The Order adds, “lawful permanent residents, once admitted, are granted ‘open-market’ employment authorization documents, allowing them immediate eligibility to compete for almost any job, in any sector of the economy. There is no way to protect already disadvantaged and unemployed Americans from the threat of competition for scarce jobs from new lawful permanent residents by directing those new residents to particular economic sectors with a demonstrated need not met by the existing labor supply. ”
What is the Impact of the Executive Order?
While the Executive Order temporarily suspends the entry of some persons who seek to enter the U.S. as immigrants, it exempts certain immigrant visa categories. It does not apply to the K-1 fiancee(e) category, which is a quasi-immigrant or nonimmigrant visa. It also does not prevent the filing of I-130 and I-140 petitions or the processing of such immigrant petitions by USCIS.
Furthermore, delays are already occurring due to global travel restrictions as well as cancellations and unavailability of visa interviews at U.S. Embassies and Consulates related to COVID-19.
The Executive Order will have little immediate impact on intended immigrants — unless U.S. Embassies and Consulates were to restart normal operations, such as scheduling visa interviews and issuing visas, within the next 60 days, or the Order is extended even further or indefinitely.

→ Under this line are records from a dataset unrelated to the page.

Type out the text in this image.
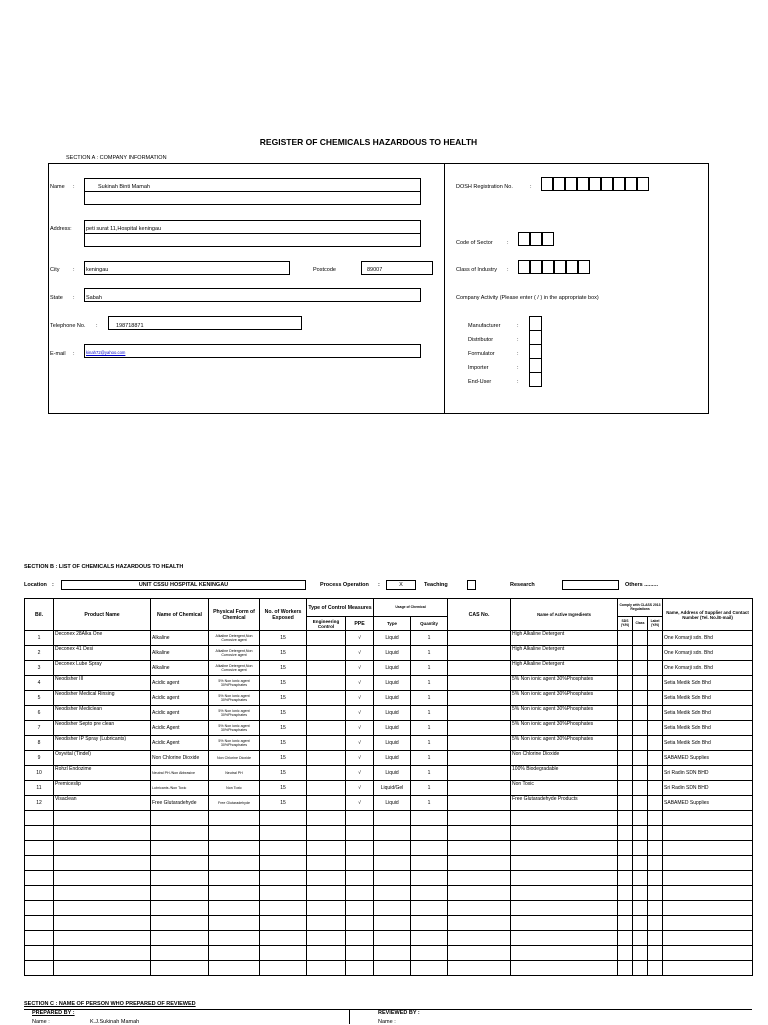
REGISTER OF CHEMICALS HAZARDOUS TO HEALTH
SECTION A : COMPANY INFORMATION
Name :	Sukinah Binti Mamah
Address:	peti surat 11,Hospital keningau
City : keningau	Postcode	89007
State : Sabah
Telephone No. :	198718871
E-mail :	kinah72@yahoo.com
DOSH Registration No.	:
Code of Sector	:
Class of Industry :
Company Activity (Please enter ( / ) in the appropriate box)
Manufacturer	:
Distributor	:
Formulator	:
Importer	:
End-User	:
SECTION B : LIST OF CHEMICALS HAZARDOUS TO HEALTH
Location :	UNIT CSSU HOSPITAL KENINGAU	Process Operation :	X	Teaching	Research	Others .........
Bil.	Product Name	Name of Chemical	Physical Form of Chemical	No. of Workers Exposed	Type of Control Measures		Usage of Chemical		CAS No.	Name of Active Ingredients	Comply with CLASS 2013 Regulations			Name, Address of Supplier and Contact Number (Tel. No./E-mail)
					Engineering Control	PPE	Type	Quantity			SDS (Y/N)	Class	Label (Y/N)	
1	Deconex 28Alka One	Alkaline	Alkaline Detergent,Non Corrosive agent	15		√	Liquid	1		High Alkaline Detergent				One Komarji sdn. Bhd
2	Deconex 41 Desi	Alkaline	Alkaline Detergent,Non Corrosive agent	15		√	Liquid	1		High Alkaline Detergent				One Komarji sdn. Bhd
3	Deconex Lube Spray	Alkaline	Alkaline Detergent,Non Corrosive agent	15		√	Liquid	1		High Alkaline Detergent				One Komarji sdn. Bhd
4	Neodisher III	Acidic agent	5% Non ionic agent 30%Phosphates	15		√	Liquid	1		5% Non ionic agent 30%Phosphates				Setia Medik Sdn Bhd
5	Neodisher Medical Rinsing	Acidic agent	5% Non ionic agent 30%Phosphates	15		√	Liquid	1		5% Non ionic agent 30%Phosphates				Setia Medik Sdn Bhd
6	Neodisher Mediclean	Acidic agent	5% Non ionic agent 30%Phosphates	15		√	Liquid	1		5% Non ionic agent 30%Phosphates				Setia Medik Sdn Bhd
7	Neodisher Septo pre clean	Acidic Agent	5% Non ionic agent 30%Phosphates	15		√	Liquid	1		5% Non ionic agent 30%Phosphates				Setia Medik Sdn Bhd
8	Neodisher IP Spray (Lubricants)	Acidic Agent	5% Non ionic agent 30%Phosphates	15		√	Liquid	1		5% Non ionic agent 30%Phosphates				Setia Medik Sdn Bhd
9	Oxyvital (Tindel)	Non Chlorine Dioxide	Non Chlorine Dioxide	15		√	Liquid	1		Non Chlorine Dioxide				SABAMED Supplies
10	Rohzl Endozime	Neutral PH /Non Abbrasive	Neutral PH	15		√	Liquid	1		100% Biodegradable				Sri Radin SDN BHD
11	Premiceslip	Lubricants /Non Toxic	Non Toxic	15		√	Liquid/Gel	1		Non Toxic				Sri Radin SDN BHD
12	Visaclean	Free Glutaradehyde	Free Glutaradehyde	15		√	Liquid	1		Free Glutaradehyde Products				SABAMED Supplies

SECTION C : NAME OF PERSON WHO PREPARED OF REVIEWED
PREPARED BY :	REVIEWED BY :
Name :	K.J.Sukinah Mamah	Name :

The text of the Order states: “Whenever appropriate, but no later than 50 days from the effective date of this proclamation, the Secretary of Homeland Security shall, in consultation with the Secretary of State and the Secretary of Labor, recommend whether I should continue or modify this proclamation.”
The Order also notes that additional measures may be taken. It reads, “Within 30 days of the effective date of this proclamation, the Secretary of Labor and the Secretary of Homeland Security, in consultation with the Secretary of State, shall review nonimmigrant programs and shall recommend to me other measures appropriate to stimulate the United States economy and ensure the prioritization, hiring, and employment of United States workers.”
If the suspension is extended beyond the 60-day period or widened to include nonimmigrant visa categories, this could slow down the restarting of routine in-person services at U.S. Embassies and Consulates. In the meantime, Trump has issued guidelines for Opening Up America Again to state and local officials when “reopening their economies, getting people back to work, and continuing to protect American lives.”
The situation remains fluid. Whether the Trump Administration will extend the suspension on U.S. immigration or begin a suspension in nonimmigrant visa cases is uncertain at this point.
Persons who are eligible for adjustment to permanent residence (green card) within the United States are not affected by the Executive Order. USCIS is performing mission critical duties that do not involve contact with the public.
For example, it continues to issue receipt notices, requests for evidence, decisions and other notices for petitions and applications. Although USCIS has suspended in-person services through at least May 3, it is still accepting petitions (e.g. I-130 and I-140 petitions) and applications for processing. The scheduling of interviews and biometrics appointments with applicants will restart after normal operations resume.
This article provides general information only. It is based on law, regulations and policy that are subject to change. Do not consider it as legal advice for any individual case or situation. Each legal case is different and case examples do not constitute a prediction or guarantee of success or failure in any other case. The sharing or receipt of this information does not create an attorney-client relationship.